Perhaps most importantly, the bill reforms Medicaid, with significant cost savings, in a way conservatives have wanted for many years. Beyond just phasing out that low-income healthcare program’s expansion, albeit on an extended timeline, this bill sets new limits on federal contributions while giving states more control.
But, probably in an effort to lessen the political costs, the bill stops short of really repealing Obamacare. Most glaringly, it accepts a new entitlement that didn’t exist three years ago, merely adapting it into a new refundable tax credit for everyone buying insurance on the individual market.
The bill also keeps the federal role in setting insurance industry prices, imposing age-based price controls on insurers, although these are, admittedly, better than the ones in Obamacare.
Third, it imposes a surcharge on those who go without insurance when they try to enroll. This is not exactly the same as the individual mandate, but the resemblance is obvious. One main difference is that the penalty, instead of being folded into federal taxes, is now paid to insurance companies.
The bill keeps all of the regulations on insurance plans that drive up prices by forcing people to buy more coverage than they want.

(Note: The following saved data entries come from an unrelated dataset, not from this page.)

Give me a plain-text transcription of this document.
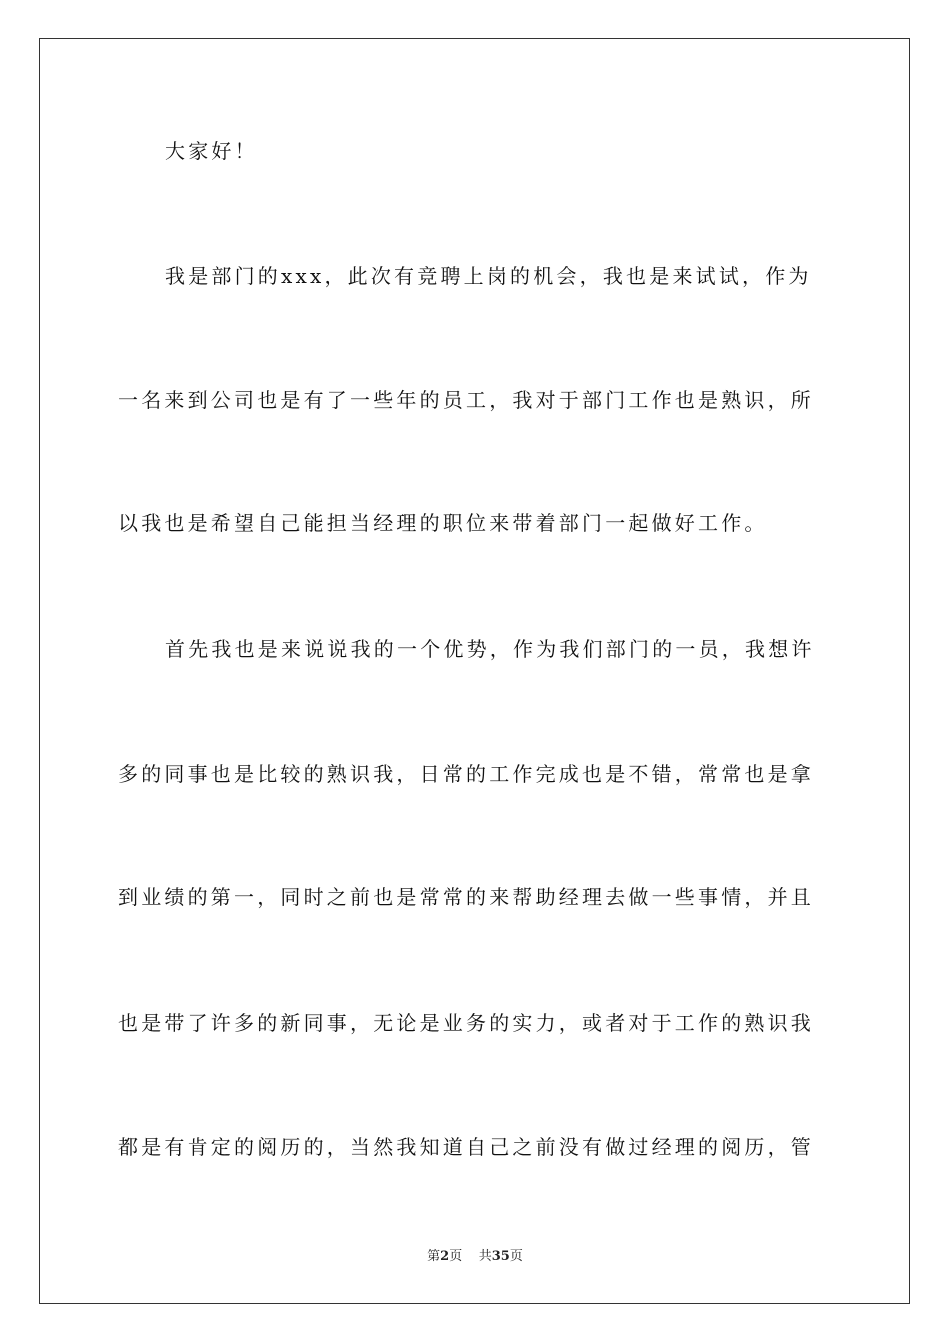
大家好！
我是部门的xxx，此次有竞聘上岗的机会，我也是来试试，作为
一名来到公司也是有了一些年的员工，我对于部门工作也是熟识，所
以我也是希望自己能担当经理的职位来带着部门一起做好工作。
首先我也是来说说我的一个优势，作为我们部门的一员，我想许
多的同事也是比较的熟识我，日常的工作完成也是不错，常常也是拿
到业绩的第一，同时之前也是常常的来帮助经理去做一些事情，并且
也是带了许多的新同事，无论是业务的实力，或者对于工作的熟识我
都是有肯定的阅历的，当然我知道自己之前没有做过经理的阅历，管
第2页 共35页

It also omits some of the more ambitious reforms that could have been accomplished. For example, it fails to end the preferential tax treatment of employer-based health insurance, a long-term goal that underpins a free market in health insurance. Enabling insurance purchases across state lines is another free-market reform not included.
Free-market reforms could bring better competition to the insurance industry and price transparency in the provision of healthcare, driving down costs and increasing quality. The Republican bill keeps in place too much government meddling, and so it won’t unleash market forces.
Instead of reforming a system, this bill would simply check a box. It is a bill intended to fulfill, on paper, the campaign promise of repealing and replacing Obamacare.
But because it is bad policy, it is also bad politics. It won’t improve much in the sector, and it will lead voters to blame Republicans instead of Democrats for all the costs and confusion of the healthcare system.
The prudent course, instead, is to pass a reform that gets government out of the average person’s insurance and healthcare, and consigns Uncle Sam’s role to basic regulatory guardrails and a safety net. Half a reform will garner all the condemnation of full reform, but will be scorned as the Potemkin reform that it is.